Reference: Bishop 1.1, 1.3, 1.4
We shall fit the data using a polynomial function of the form
$$ y(x,\mathbf{w}) = w_0 + w_1 x + w_2 x^2 + ... + w_M x^M = \sum_{j=0}^M w_j x^j $$
where $M$ is the order of the polynomial, and $x^j$ denotes $x$ raised to the power of $j$. The polynomial coefficients $w_0, ..., w_M$ are collectively denoted by the vector $\mathbf{w}$.
Error function measures the misfit between the function $y(x, \mathbf{w})$, for any given value of $\mathbf{w}$, and the training set data points.
One simple choice is given by the sum of the squares of the errors between the predictions $y(x_n,\mathbf{w})$ for each data point $x_n$ and the corresponding target values $t_n$, so that we minimise
$$ E(\mathbf{w}) = \frac{1}{2} \sum_{n=1}^N {y(x_n, \mathbf{w}) - t_n}^2 $$
where 1/2 is for later convenience.
Since the error function is a quadratic function of the coefficients $\mathbf{w}$, its derivatives with respect to the coefficients will be linear in the elements of $\mathbf{w}$, and so the minimisation of the error function has a unique solution, denoted by $\mathbf{w^*}$, which can be found in closed form.
The problem of choosing the right order $M$ involves an important concepts called model comparison or model selection.
Note that it is sometimes more convenient to use the root-mean-square (RMS) error defined by
$$ E_{RMS} = \sqrt {2E(\mathbf{w}^*)/N} $$
As $M$ increases, the magnitude of the coefficients typically gets larger.
For a given model complexity, the over-fitting problem become less severe as the size of the data set increases.
Another way to say this is that: the larger the data set, the more complex (in other words more flexible) the model that we can afford to fit to the data.
One technique to control the over-fitting phenomenon is regularisation, which involves adding a penalty term to the error function in order to discourage the coefficients from reaching large values.
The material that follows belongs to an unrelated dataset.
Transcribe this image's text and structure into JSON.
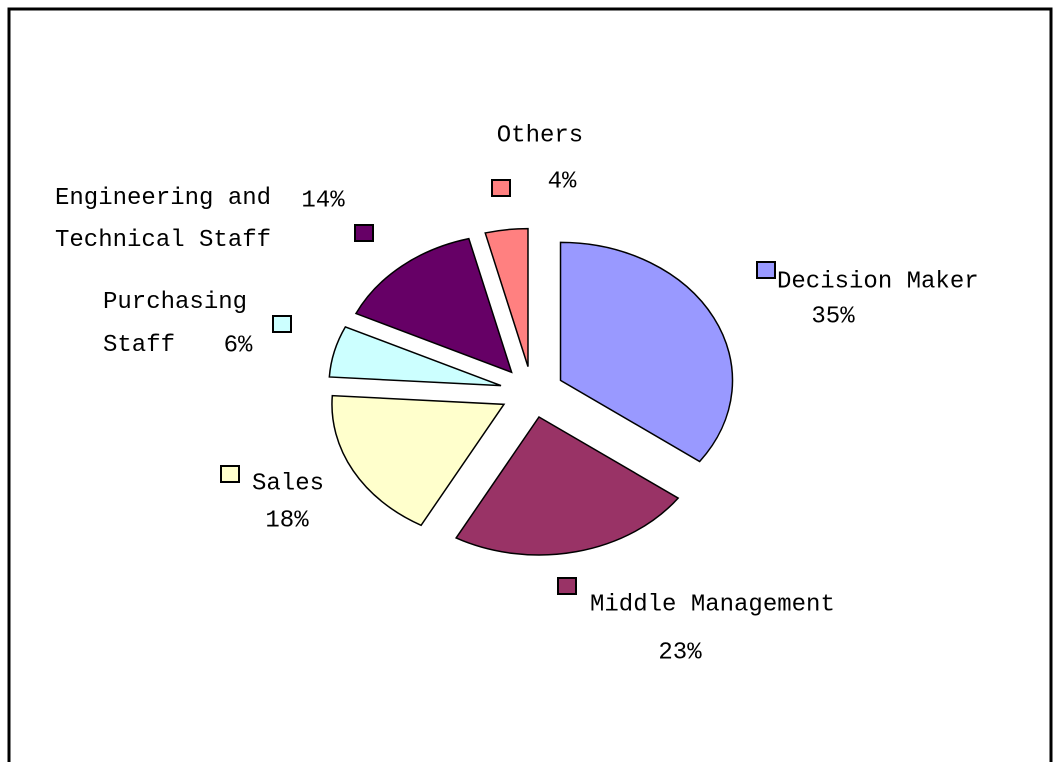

The simplest example (sum of squares of all of the coefficients) leads to a modified error function of the form:
$$ \tilde{E}(\mathbf{w}) = \frac{1}{2} \sum_{n=1}^N {y(x_n, \mathbf{w}) - t_n}^2 + \frac{\lambda}{2} ||\mathbf{w}||^2 $$
where $||\mathbf{w}||^2 = \mathbf{w}^T \mathbf{w} = w_0^2 + w_1^2 + ... + w_M^2$, and the coefficient $\lambda$ governs the relative importance of the regularisation term compared with the sum-of-squares error term.
Techniques such as this are known in the statistics literature as shrinkage methods because they reduce the value of the coefficients. The particular case of a quadratic regulariser is called ridge regression. In the context of neural networks, this approach is known as weight decay.
The severe difficulty that can arise in spaces of many dimensions is sometimes called the curse of dimensionality.